C’est ici qu’Anthony Hopkins va pour la première fois incarner le célèbre Hannibal Lecter. Il obtiendra un oscar pour son interprétation fabuleuse de cet ancien psychiatre reconverti en serial killer cannibal. Pourtant, LE SILENCE DES AGNEAUX se concentre avant tout sur une intrigue policière assez glauque où de jeunes femmes sont retrouvées mortes, la peau partiellement découpée. On y suit Clarice Starling (fabuleuse Jodie Foster), une jeune et brillante stagiaire du FBI à Quantico en Virginie. Afin d’enquêter sur cet énigmatique tueur, elle est envoyée dans un hôpital psychiatrique par Jack Crawford (Scott Glenn), chef du département des sciences du comportement, pour interroger le célèbre Hannibal. Le seul qui pourrait connaître l’identité du tueur.
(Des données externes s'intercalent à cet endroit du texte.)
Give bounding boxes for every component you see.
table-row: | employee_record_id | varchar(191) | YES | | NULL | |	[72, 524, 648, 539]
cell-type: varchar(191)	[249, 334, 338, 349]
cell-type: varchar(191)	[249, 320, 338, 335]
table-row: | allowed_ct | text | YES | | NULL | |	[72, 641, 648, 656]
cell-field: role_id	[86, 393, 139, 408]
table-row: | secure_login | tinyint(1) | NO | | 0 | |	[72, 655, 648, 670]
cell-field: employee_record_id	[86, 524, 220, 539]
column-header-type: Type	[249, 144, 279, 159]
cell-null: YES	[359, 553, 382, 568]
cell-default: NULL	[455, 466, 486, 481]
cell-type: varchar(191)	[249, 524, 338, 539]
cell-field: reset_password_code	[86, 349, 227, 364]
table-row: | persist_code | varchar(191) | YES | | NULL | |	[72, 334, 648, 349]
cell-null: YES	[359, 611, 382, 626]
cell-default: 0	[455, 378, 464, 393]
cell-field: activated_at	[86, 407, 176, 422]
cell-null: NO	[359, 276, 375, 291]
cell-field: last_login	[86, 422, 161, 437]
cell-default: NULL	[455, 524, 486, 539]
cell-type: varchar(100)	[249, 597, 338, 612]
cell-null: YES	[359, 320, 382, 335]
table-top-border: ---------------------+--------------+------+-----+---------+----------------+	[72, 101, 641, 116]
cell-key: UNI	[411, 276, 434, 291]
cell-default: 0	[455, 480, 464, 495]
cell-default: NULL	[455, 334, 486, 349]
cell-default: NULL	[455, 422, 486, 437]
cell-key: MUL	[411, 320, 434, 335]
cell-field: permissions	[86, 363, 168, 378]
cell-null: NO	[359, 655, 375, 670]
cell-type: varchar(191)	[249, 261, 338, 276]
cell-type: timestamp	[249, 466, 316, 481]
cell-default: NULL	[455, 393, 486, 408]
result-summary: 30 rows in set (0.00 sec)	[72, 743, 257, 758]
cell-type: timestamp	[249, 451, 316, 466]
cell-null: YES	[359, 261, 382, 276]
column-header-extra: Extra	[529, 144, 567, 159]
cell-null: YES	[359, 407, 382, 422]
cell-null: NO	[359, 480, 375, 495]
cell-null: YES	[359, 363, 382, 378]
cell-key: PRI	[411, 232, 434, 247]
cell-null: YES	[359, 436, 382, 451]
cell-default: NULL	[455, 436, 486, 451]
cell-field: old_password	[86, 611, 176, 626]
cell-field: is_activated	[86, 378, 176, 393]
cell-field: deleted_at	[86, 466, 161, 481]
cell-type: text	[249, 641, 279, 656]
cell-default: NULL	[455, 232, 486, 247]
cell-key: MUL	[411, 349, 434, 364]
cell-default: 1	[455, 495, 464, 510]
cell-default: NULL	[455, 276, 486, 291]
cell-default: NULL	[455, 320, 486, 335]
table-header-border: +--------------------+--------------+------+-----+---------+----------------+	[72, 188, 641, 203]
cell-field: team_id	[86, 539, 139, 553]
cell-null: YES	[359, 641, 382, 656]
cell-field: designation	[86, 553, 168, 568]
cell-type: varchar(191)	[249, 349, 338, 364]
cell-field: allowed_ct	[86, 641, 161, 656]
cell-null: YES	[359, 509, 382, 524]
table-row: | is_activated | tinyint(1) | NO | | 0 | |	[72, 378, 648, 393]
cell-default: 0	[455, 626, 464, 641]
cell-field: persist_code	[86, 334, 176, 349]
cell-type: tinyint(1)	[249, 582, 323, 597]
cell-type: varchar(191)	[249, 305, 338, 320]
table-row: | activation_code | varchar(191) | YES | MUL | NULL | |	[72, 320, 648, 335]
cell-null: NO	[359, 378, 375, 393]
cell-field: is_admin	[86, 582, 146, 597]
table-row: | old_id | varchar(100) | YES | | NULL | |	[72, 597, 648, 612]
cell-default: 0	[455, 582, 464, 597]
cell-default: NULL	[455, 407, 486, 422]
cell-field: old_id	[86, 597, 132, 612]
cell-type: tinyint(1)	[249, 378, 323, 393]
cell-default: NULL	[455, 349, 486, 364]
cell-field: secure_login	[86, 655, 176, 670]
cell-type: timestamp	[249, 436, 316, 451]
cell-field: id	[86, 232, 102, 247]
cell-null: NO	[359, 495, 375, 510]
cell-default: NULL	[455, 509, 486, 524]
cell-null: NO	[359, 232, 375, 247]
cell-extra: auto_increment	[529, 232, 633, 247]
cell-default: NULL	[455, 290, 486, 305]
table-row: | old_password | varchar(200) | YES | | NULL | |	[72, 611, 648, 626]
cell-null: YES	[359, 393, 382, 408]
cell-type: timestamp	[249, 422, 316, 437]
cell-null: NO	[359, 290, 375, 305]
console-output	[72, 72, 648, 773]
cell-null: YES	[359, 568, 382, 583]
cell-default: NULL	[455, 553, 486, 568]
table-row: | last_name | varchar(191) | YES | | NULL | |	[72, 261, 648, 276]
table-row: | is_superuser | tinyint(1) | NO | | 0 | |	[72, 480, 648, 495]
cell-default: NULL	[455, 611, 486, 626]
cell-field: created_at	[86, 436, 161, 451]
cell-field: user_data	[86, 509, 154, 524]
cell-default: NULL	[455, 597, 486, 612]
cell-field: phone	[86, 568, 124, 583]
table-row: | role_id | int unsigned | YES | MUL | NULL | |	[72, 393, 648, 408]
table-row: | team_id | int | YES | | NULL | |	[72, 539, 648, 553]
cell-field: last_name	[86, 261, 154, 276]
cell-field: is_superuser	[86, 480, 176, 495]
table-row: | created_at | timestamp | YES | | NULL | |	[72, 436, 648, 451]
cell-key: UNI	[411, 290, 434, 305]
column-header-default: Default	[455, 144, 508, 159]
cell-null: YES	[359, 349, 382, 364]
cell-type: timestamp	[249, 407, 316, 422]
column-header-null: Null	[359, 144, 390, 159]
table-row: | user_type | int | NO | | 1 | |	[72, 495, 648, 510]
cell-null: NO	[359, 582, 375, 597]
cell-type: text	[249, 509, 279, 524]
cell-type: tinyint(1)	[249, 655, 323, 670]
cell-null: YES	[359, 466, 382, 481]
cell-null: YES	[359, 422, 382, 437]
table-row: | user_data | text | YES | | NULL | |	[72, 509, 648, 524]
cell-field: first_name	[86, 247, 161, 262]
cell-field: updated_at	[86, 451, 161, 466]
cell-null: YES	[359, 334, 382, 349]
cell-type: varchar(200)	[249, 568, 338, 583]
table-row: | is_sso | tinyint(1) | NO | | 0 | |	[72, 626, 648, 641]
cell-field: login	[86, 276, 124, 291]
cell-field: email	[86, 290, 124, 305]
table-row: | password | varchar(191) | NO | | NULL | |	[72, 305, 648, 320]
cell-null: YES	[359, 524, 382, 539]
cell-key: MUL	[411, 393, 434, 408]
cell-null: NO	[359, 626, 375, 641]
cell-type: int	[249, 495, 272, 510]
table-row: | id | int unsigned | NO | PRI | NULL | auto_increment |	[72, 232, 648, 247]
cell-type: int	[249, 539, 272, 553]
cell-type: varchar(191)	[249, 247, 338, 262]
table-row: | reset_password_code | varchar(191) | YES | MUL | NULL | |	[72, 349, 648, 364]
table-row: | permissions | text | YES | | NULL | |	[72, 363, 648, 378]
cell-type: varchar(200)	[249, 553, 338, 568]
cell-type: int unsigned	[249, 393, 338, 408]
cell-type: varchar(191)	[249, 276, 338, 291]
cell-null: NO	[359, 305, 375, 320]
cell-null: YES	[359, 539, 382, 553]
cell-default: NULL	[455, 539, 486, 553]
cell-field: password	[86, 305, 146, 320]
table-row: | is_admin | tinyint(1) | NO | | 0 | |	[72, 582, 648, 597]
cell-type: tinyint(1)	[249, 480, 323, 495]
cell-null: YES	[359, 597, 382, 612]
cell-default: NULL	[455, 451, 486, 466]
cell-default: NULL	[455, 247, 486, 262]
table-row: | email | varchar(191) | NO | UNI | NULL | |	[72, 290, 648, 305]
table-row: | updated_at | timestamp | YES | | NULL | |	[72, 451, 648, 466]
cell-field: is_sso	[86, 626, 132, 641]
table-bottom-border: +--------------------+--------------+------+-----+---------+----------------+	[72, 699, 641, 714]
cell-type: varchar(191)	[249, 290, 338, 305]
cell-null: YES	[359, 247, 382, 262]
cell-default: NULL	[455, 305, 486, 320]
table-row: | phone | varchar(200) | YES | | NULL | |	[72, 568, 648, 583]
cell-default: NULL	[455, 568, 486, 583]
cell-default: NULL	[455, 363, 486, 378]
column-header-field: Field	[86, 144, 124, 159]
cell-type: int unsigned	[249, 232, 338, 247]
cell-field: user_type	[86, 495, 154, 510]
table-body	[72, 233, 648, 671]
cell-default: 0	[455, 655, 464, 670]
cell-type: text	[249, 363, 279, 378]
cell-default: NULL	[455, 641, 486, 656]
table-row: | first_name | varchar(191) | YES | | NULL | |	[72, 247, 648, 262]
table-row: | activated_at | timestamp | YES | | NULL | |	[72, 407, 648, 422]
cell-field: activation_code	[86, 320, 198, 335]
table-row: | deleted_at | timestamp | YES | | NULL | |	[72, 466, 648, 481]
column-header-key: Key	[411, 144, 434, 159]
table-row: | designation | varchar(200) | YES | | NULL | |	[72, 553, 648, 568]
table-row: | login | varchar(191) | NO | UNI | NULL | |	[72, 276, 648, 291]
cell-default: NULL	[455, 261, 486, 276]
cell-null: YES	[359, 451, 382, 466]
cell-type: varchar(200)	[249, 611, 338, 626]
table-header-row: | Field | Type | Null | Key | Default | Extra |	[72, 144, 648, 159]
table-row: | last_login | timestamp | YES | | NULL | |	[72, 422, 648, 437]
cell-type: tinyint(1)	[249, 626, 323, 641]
Une première confrontation qui donne directement le ton du film. Entrant dans un face à face purement psychologique, la caméra filme Anthony Hopkins comme un prédateur sur le point de sauter sur son festin. Les grands yeux bleus de l’acteur sont collés à l’écran, le metteur en scène resserrant constamment le cadre autour de son visage. Il est rapidement caractérisé, usant de son intelligence pour déstabiliser son interlocutrice. Voilà un antagoniste immédiatement fascinant qui fait mouche à chaque apparition. C’est d’ailleurs cette façon de procédé qui offre toute l’aura nécessaire à ce personnage. L’idée est de lui laisser une poignée de minutes à l’écran pour imprimer durablement sa présence dans la mémoire du spectateur.

Pourtant, jamais paralysé par la puissance d’Hannibal, le scénario n’oublie pas les autres enjeux qu’il met en évidence. D’abord, il y a la place de cette femme au sein d’un milieu peuplé d’hommes. Elle subit les regards machistes, entre moquerie et désir, les remarques déplacées, le manque de soutien. LE SILENCE DES AGNEAUX est avant tout le combat d’une femme qui veut simplement faire son boulot comme les autres. Sa relation avec Hannibal est tout aussi intéressante dans son rapport aux autres et à son passé. Qu’est-ce qui la définit ? Qui doit-elle être pour que le monde cesse de la prendre de haut ? Elle prend les choses en mains, elle pose un regard différent sur les événements ce qui lui permet d’avoir une vision plus claire et définie. C’est un remarquable personnage que Jodie Foster incarne avec une prestance imparable.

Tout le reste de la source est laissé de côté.